Памятка убийцы — страница 58 из 65

– Вы не боялись, – с восхищением сказал Глеб, – мести коллег или хейтеров?

– Ну, когда мой план стал действовать, я почти сразу рассказала все мужу. Он типичный представитель советской технической интеллигенции, порядочный, находчивый, деликатный и умный. Он помог мне удалить свой аккаунт бесследно. Приглашения «Отроков во вселенной» на свадьбу остались в силе. Так что никто ничего не заподозрил. А потом мы уехали.

– В дневниках Юлии, – Банин показал старые тетради с недавними пометками, которые ему дал Гуров, – много говорится о человеке, который был причастен к изнасилованиям ее пациенток во время вашей практики в психиатрической клинике. Уже живя в Москве, она поняла, что его почерк изменился: он стал душить жертв. Произошла эскалация насилия, и сформировался жестокий ритуал, поставивший субъекта в один ряд с «газовым убийцей» Джоном Кристи и Василием Куликом.

Она сплела загорелые руки перед собой:

– Мне ничего об этом не известно.

– Его охотничьи угодья – закрытые помещения. Чтобы справиться с жертвами, он использует одурманивающие вещества, – не отступал Банин.

– Я не общалась с Юлей после ее отъезда…

– Однако, – вступил Глеб, – в ее записях говорится о сокурснице, которую она, как и Моруа одну из своих знаменитых героинь, называет «великой актрисой». Эту девушку…

– Послушайте, молодые люди! – Соколова, тяжело дыша, выставила вперед руки. – Я не знаю и не хочу знать, что с ней произошло. Слышите меня? Меня это не касается.

– Юлия пишет, – продолжал Глеб, проигнорировав ее слова, – что некий однокурсник позвал эту девушку на пикник в «Волжские Дали», где опоил и надругался над ней.

– Зачем мне все эти ужасы?! Я живу за тридевять земель.

– Дина Яковлевна, – мягко сказал Банин, – куда бы мы ни сбегали, нас ждут прежние дни недели.

Она закрыла руками голову.

– …и воспоминание о том, – тихо добавил Глеб, – каково было снимать скотч с волос.

Соколова зарыдала, и, когда ее лицо вновь появилось в кадре, оно выглядело постаревшим, губы – тонкими, а взгляд – горьким.

– У вас есть фото того, что он сделал с Юлей? Я хочу посмотреть.

Когда экран, подобно сказочному зеркалу, раскололся на две половины – живую и мертвую, – она прижала руки ко рту, словно сдерживая крик. И наконец выдавила из себя:

– Я никому не сказала о том, что случилось, даже маме. И так боялась его, что даже на свадьбе, где он ухмылялся, сидя напротив меня, не подала виду. А потом каждый миг надеялась, что он умер. Себя тоже убить хотелось.

Глеб помотал головой:

– После Юлии он убил в подвале в двух шагах от Волжской мою невесту.

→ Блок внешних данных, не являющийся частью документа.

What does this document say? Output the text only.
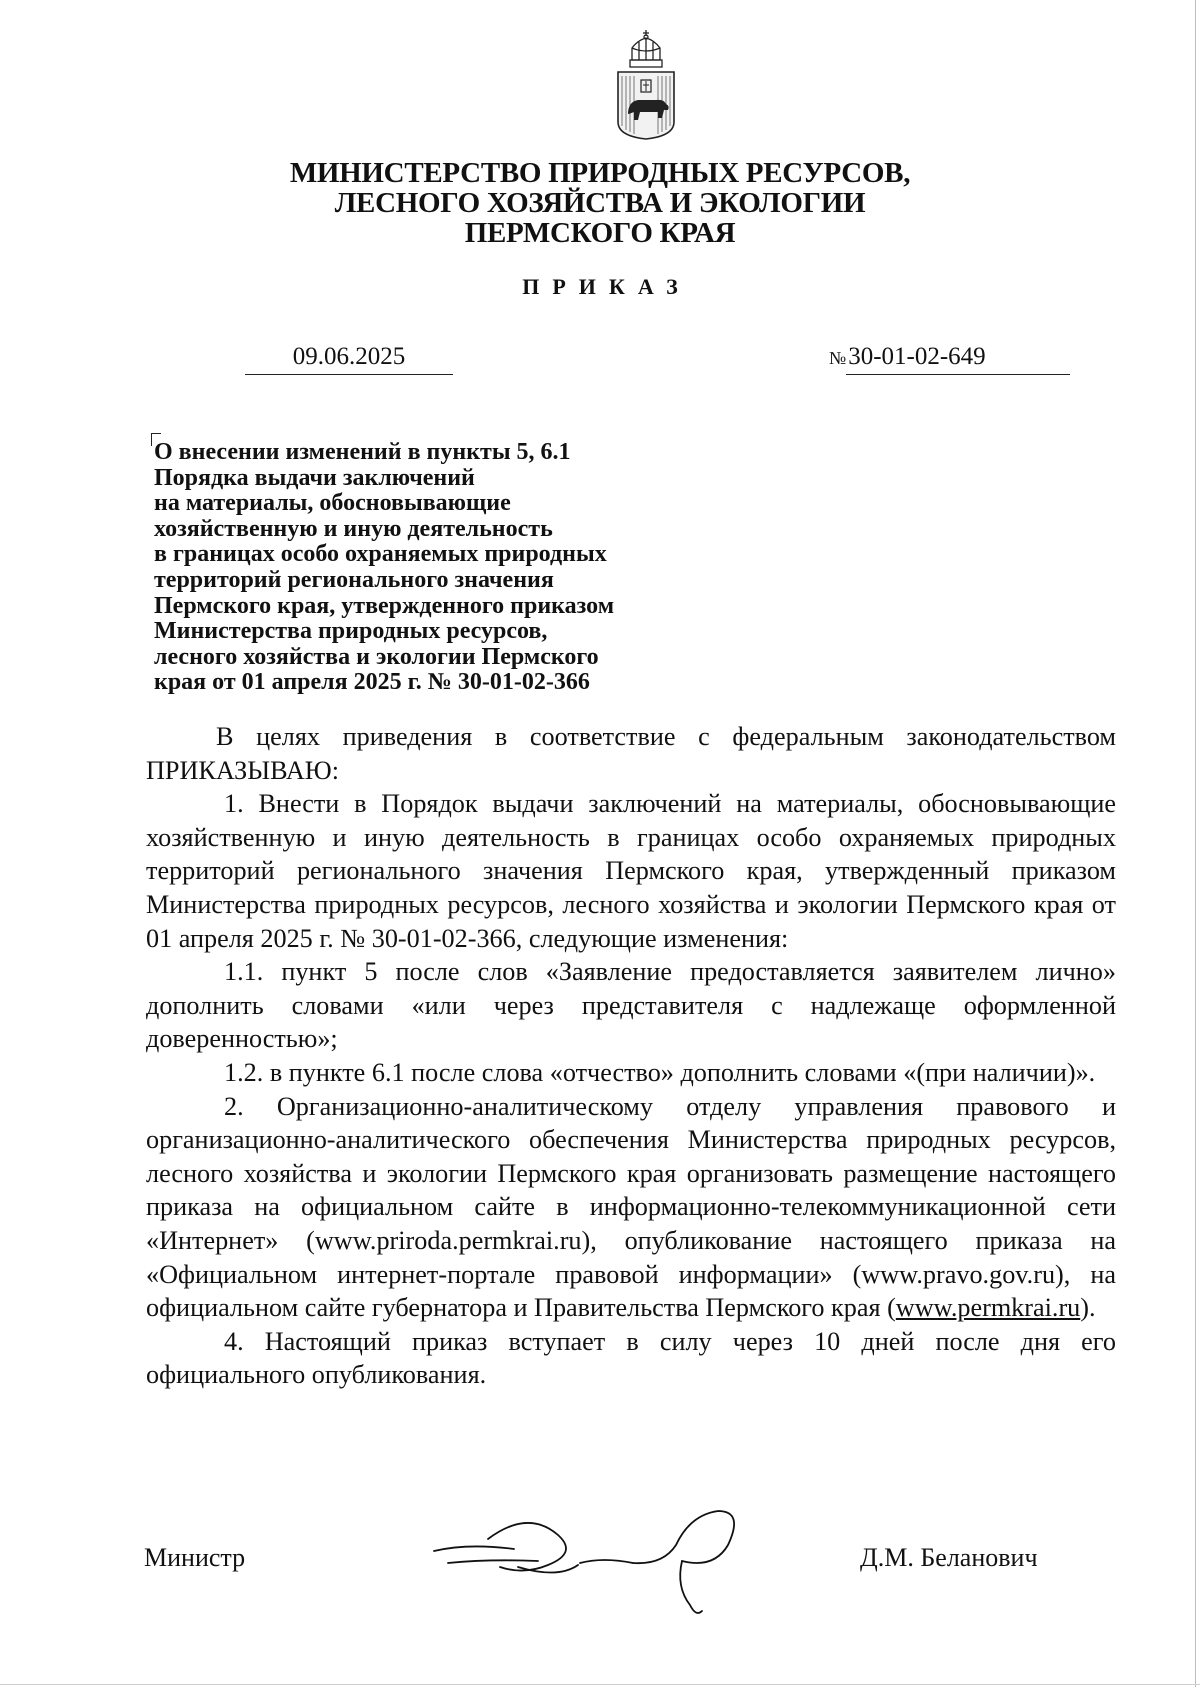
МИНИСТЕРСТВО ПРИРОДНЫХ РЕСУРСОВ,
ЛЕСНОГО ХОЗЯЙСТВА И ЭКОЛОГИИ
ПЕРМСКОГО КРАЯ
ПРИКАЗ
09.06.2025	№30-01-02-649
О внесении изменений в пункты 5, 6.1
Порядка выдачи заключений
на материалы, обосновывающие
хозяйственную и иную деятельность
в границах особо охраняемых природных
территорий регионального значения
Пермского края, утвержденного приказом
Министерства природных ресурсов,
лесного хозяйства и экологии Пермского
края от 01 апреля 2025 г. № 30-01-02-366

В целях приведения в соответствие с федеральным законодательством ПРИКАЗЫВАЮ:

1. Внести в Порядок выдачи заключений на материалы, обосновывающие хозяйственную и иную деятельность в границах особо охраняемых природных территорий регионального значения Пермского края, утвержденный приказом Министерства природных ресурсов, лесного хозяйства и экологии Пермского края от 01 апреля 2025 г. № 30-01-02-366, следующие изменения:

1.1. пункт 5 после слов «Заявление предоставляется заявителем лично» дополнить словами «или через представителя с надлежаще оформленной доверенностью»;

1.2. в пункте 6.1 после слова «отчество» дополнить словами «(при наличии)».

2. Организационно-аналитическому отделу управления правового и организационно-аналитического обеспечения Министерства природных ресурсов, лесного хозяйства и экологии Пермского края организовать размещение настоящего приказа на официальном сайте в информационно-телекоммуникационной сети «Интернет» (www.priroda.permkrai.ru), опубликование настоящего приказа на «Официальном интернет-портале правовой информации» (www.pravo.gov.ru), на официальном сайте губернатора и Правительства Пермского края (www.permkrai.ru).

4. Настоящий приказ вступает в силу через 10 дней после дня его официального опубликования.

Министр	Д.М. Беланович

– Лиза была выдающимся программистом и боролась против сексуального рабства детей и женщин, – добавил Банин.

– Пожалуйста, – тихо сказал Глеб, – расскажите, что сделал и где может скрываться Тевс.

– Максим? – не поняла Соколова. – Вы считаете, что на последнем курсе психфака меня изнасиловал Максим Тевс?

Молодые люди кивнули.

– Да нет же! Меня позвал, чтобы обсудить статью в престижном ваковском сборнике, всеми обожаемая звезда курса Егор Слепокуров! И в наказании Чокер тоже принимал участие он! Мои информанты об этом говорили! Что уж он там сделал, чтобы запугать Макса, заставить его опубликовать все это в четверг, а потом уехать на войну, один бог ведает. Но чудовище, которого я боялась все эти годы, – Егор Слепокуров!..

* * *

Озеркина выходила из комнаты, чтобы принять звонок редактора («Извините, у меня тоже служба!»), и Гуров прочел все сообщения от Назарова и Озеркина с Баниным, ответив последним: «Проверьте список убитых, составленный Юлией. Сопоставьте места преступлений со списком, куда Слепокуров, учась в Самаре и в Саратове, ездил на конференции».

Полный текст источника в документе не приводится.